9 months later -> deal #2

Masroor Ahmed
  • Investor
  • Chicago, IL
Posted

About 9 months ago, I bought my first REI, a 7-unit for $250K. It's maybe a B- neighborhood and the major lesson has been that vacancies are tough to keep down. I priced the deal assuming 15% vacancy and so far it's been ~25% effective vacancy. I've already put in 2 evictions and maybe another one coming. However, my property management firm is doing decent and getting solid/new tenants. That all being said…

Now my neighboring 2 buildings are off-MLS but up for sale. Two buildings, 19-units in total. Obviously, I'm excited to have a look. Here are the high level numbers – mostly based on my own estimates being a recent owner next door:

$119K Scheduled Rent

$93K Actual Rental income

$9K Mgmt Fees (9%)

$20K RE taxes

$15K ($50/unit/mo + $200/mo. exterior lawn/snow)

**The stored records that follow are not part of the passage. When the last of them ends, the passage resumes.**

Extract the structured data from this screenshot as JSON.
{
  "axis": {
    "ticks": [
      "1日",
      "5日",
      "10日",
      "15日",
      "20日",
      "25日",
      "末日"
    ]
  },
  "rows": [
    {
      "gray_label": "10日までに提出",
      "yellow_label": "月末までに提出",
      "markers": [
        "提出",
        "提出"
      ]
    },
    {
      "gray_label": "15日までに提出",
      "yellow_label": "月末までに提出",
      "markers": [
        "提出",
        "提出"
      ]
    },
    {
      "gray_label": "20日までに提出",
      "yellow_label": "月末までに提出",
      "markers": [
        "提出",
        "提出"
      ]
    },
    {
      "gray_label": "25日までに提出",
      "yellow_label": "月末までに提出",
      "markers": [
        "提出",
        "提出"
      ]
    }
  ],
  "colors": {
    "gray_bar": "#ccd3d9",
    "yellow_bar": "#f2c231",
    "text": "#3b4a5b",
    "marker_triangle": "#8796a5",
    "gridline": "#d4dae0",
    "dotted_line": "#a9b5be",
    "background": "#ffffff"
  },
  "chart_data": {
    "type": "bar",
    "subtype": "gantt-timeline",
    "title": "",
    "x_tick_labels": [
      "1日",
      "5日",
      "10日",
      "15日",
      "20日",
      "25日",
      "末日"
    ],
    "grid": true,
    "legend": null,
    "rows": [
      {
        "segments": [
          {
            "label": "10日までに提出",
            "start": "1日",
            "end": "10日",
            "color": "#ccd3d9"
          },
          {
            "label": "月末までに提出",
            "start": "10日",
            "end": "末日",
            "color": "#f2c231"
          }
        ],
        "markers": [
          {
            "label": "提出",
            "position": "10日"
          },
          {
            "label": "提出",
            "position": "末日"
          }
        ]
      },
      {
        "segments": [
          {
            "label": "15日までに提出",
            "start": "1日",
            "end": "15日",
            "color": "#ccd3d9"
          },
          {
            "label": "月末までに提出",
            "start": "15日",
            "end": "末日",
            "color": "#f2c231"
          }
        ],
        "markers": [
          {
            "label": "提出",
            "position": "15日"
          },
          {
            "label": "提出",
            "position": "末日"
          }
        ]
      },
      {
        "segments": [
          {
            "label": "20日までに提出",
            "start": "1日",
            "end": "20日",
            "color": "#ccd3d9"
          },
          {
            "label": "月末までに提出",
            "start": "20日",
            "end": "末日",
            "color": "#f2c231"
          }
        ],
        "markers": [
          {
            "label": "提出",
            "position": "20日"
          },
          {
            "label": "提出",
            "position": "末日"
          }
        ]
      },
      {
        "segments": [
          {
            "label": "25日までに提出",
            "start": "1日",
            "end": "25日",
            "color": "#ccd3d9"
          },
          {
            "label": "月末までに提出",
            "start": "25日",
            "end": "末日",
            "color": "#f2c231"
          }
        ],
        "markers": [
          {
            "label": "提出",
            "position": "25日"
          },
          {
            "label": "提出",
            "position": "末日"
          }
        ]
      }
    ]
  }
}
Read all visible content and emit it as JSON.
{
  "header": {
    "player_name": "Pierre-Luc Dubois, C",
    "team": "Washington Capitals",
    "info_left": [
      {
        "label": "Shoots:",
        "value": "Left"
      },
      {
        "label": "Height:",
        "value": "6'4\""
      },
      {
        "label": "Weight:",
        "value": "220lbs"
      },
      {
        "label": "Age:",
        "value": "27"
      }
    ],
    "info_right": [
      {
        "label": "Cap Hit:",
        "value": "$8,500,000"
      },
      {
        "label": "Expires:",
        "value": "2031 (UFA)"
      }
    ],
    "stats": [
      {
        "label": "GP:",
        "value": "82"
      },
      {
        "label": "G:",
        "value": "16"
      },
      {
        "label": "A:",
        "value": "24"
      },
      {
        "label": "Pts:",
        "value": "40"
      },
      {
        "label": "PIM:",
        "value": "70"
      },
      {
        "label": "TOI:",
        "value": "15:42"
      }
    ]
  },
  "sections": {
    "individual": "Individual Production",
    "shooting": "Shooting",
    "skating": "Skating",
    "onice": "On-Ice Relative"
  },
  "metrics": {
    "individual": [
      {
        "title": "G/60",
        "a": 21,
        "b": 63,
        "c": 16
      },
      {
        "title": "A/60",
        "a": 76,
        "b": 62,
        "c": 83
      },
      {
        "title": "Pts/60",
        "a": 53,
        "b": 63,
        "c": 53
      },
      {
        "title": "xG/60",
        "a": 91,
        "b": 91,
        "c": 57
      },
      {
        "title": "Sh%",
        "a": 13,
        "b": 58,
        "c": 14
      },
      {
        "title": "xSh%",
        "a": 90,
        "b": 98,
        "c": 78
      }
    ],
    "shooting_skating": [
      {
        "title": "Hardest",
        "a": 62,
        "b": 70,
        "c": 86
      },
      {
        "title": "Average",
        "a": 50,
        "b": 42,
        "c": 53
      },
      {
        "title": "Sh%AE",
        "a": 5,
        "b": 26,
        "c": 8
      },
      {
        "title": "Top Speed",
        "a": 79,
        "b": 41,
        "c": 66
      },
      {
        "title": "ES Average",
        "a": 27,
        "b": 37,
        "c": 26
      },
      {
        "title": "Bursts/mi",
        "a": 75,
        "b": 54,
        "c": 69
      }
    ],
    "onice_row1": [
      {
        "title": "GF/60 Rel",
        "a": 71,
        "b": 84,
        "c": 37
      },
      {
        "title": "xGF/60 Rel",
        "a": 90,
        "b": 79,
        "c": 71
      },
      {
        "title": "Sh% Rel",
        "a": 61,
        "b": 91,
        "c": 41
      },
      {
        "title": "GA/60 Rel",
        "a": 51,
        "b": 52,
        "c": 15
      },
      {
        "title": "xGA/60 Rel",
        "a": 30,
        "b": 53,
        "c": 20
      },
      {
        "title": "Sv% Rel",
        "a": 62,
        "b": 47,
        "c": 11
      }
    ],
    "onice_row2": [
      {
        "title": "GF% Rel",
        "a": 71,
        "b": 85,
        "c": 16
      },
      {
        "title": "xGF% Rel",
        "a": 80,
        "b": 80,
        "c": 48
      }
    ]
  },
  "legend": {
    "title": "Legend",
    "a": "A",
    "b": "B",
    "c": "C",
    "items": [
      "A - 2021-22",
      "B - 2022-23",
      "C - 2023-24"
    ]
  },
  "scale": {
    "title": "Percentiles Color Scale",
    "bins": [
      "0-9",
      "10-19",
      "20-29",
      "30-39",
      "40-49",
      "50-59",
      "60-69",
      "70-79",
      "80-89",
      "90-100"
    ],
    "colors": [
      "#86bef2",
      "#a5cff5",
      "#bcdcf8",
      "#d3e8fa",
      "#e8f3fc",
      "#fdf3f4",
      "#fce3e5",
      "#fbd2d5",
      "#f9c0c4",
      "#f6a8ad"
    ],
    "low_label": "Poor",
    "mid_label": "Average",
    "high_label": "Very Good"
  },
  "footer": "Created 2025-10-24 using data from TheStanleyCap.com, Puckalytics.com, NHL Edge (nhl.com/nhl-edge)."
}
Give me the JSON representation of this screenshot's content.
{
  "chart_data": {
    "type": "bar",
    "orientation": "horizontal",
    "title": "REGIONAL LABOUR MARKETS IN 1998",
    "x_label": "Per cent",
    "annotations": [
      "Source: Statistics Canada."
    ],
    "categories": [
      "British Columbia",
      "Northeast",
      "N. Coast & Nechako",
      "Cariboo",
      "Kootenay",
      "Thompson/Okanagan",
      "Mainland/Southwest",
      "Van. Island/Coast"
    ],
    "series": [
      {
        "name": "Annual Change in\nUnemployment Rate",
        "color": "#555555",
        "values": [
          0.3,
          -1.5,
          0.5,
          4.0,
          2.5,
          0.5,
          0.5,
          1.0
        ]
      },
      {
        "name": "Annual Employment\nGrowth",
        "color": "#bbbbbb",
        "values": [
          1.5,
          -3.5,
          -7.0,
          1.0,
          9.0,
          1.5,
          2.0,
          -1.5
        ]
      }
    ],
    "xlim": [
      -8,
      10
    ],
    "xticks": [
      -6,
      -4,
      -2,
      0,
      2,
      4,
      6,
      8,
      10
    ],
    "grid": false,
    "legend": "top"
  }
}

$9K Insurance (This is an est based on my 7-unit costing $3.5K)

$15K Utilities

$5K CapEx/reserves

$20K NOI (of course they provided a much higher NOI estimate)

Feel free to question my assumptions, but the real difficulty I'm having is assessing what vacancy rate I should assume in valuing the building. To put another way, if I price it on current NOI @ 8% cap (which is about right for this deal), that implies $250K or $13K/unit. However, looking at MF comps (which probably have much better vacancy rate), they're more around $35K/unit. And besides, I paid $35K/unit recently and you could argue I overpaid, but not that much. This vacancy issue means that at $450K I could be getting a steal, or could be inheriting zero cash flow and a subpar return. What would you offer? (FYI they're asking $590K FWIW).